Tuesday, March 9, 2010

Starting From Scratch

Do we really need to start from scratch?

Many have used this cliche: If it ain't broken, why fix it? Others ask: Why reinvent the wheel? Sir Isaac Newton stated: Sitting on the shoulder of giants.

I have been advising a few friends on how to start their Small and Medium Enterprise (SME) since late last year. The reality is: you do not need to start from absolute scratch, as the marks have been made. Footprints are already there. You just need to identify them, and track their whereabouts.

If you need to learn how to do something ask. If you want to learn how to do something properly, ask the right people. These people may be smarter than you, but it may be because they have made enough mistakes, long enough to learn from their mistakes. Thus, when we seek their counsel we are, in effect, tapping on their expertise in how to bounce back from experience. There is rarely bad experience in business and career - experience is just that. What we do with our exprerience defines us; it shapes our character. Resourcefulness and resilience are by-products of that learning from experience.
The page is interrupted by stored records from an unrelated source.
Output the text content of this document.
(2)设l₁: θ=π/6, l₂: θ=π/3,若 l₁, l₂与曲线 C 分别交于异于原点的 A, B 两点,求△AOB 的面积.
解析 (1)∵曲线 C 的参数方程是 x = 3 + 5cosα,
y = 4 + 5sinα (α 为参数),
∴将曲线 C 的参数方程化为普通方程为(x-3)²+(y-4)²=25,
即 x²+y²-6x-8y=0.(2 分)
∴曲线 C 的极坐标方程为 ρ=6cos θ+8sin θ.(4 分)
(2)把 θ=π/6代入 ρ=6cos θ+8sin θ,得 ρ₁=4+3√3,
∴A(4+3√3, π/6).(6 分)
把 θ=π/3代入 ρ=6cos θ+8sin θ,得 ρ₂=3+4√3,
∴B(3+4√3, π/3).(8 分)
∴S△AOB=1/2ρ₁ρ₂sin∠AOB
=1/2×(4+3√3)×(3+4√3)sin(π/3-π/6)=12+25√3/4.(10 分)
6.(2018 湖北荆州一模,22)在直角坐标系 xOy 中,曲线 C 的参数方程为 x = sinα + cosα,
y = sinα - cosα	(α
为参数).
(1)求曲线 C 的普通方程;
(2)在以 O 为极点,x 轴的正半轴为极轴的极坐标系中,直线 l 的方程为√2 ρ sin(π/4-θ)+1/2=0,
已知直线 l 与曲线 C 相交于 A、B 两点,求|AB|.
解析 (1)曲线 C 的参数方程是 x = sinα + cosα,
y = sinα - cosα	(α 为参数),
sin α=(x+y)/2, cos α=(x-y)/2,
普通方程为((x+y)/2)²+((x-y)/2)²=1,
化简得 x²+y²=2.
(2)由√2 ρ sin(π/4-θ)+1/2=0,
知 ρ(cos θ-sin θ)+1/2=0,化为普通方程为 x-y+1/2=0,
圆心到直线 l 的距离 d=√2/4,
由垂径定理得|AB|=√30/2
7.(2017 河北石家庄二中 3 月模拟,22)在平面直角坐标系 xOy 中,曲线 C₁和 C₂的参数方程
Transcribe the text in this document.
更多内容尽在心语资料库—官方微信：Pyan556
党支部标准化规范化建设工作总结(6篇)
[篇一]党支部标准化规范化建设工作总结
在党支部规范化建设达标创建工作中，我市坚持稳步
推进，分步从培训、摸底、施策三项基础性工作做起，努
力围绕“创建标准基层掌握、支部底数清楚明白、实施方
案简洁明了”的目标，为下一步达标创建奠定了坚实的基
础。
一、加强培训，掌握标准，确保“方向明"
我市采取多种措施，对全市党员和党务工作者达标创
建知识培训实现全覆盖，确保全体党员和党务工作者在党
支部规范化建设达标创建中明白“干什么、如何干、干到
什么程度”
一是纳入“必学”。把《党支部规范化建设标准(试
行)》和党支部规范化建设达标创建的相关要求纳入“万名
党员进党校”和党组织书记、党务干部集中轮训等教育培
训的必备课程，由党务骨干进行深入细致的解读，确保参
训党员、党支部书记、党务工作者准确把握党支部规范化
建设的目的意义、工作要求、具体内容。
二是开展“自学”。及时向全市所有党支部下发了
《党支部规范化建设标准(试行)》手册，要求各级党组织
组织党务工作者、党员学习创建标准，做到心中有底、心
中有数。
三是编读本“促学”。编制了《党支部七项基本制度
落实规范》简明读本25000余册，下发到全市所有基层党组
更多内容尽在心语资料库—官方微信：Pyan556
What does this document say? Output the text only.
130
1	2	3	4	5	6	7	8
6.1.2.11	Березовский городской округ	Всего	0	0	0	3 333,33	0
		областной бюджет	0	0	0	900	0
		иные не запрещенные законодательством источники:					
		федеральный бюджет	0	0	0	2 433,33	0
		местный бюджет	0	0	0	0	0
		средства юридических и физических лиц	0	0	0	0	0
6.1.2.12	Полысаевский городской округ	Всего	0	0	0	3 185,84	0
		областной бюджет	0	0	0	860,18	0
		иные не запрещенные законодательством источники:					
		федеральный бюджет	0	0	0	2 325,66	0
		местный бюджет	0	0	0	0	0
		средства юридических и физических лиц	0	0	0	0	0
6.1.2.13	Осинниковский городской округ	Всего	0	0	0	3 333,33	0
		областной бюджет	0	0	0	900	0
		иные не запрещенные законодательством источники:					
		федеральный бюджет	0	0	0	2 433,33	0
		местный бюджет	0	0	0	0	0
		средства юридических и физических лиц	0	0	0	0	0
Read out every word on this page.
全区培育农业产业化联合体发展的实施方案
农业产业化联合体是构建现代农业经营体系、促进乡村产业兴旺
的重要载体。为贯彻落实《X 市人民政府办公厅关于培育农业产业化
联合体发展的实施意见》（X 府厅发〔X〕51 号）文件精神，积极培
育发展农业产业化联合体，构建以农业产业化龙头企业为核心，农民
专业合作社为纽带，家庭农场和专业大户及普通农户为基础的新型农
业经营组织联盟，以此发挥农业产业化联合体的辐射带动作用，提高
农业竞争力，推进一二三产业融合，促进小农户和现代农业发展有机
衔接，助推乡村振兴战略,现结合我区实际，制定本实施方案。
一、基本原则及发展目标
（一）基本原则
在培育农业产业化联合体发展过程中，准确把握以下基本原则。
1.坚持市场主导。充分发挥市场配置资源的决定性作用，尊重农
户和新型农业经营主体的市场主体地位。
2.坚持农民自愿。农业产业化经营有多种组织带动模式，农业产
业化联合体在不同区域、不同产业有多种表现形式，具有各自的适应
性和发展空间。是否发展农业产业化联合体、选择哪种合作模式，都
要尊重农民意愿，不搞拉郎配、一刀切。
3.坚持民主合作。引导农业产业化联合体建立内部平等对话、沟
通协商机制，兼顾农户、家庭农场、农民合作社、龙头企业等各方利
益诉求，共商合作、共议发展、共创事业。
When things go well as we expect it to, we call it affirmation. When people approve of what we do, we call it validation. Our self-esteem is formed from encouragement, critique, criticism, feedback, opinion and honesty.

Learning from scratch can be exciting and scary at the same time. When I first had to fix my bike up at an overseas race, my friends' critical comments of my technical inaptitude led me to save face by learning. Today, I can confidently assemble and disassemble my bike with greater confidence and sureness. Likewise, until you can change a flat tyre in actual training, can you become competent to do it during a race. Experience is reliable when you are left alone.

It can be reassuring to refer to your coach when you have doubts, or encounter a problem. I still ask my coach for guidance, although he knows how to answer me without me being dependent on him. He realised early to teach me how to fish, instead of giving me the fish. I recall my first 10km run in training; it was a real pain. Today, I can run 21km and more, without blinking and constantly churn out marathons on a regular basis.

The beginning is where we started. We can only arrive at the start-line; the rest is up to us. What happens after the start-line will depend on how well we have prepared ourselves beforehand, and how much we are willing and able to bring ourselves to the finish-line.

Sit if you must on somebody's wheel, but ask permission and ensure that it is legal. Otherwise, don't blame the Draft Police for giving you the spot in the Sin Bin. We reap what we sow.

Start from scratch; scratch yourself from the start!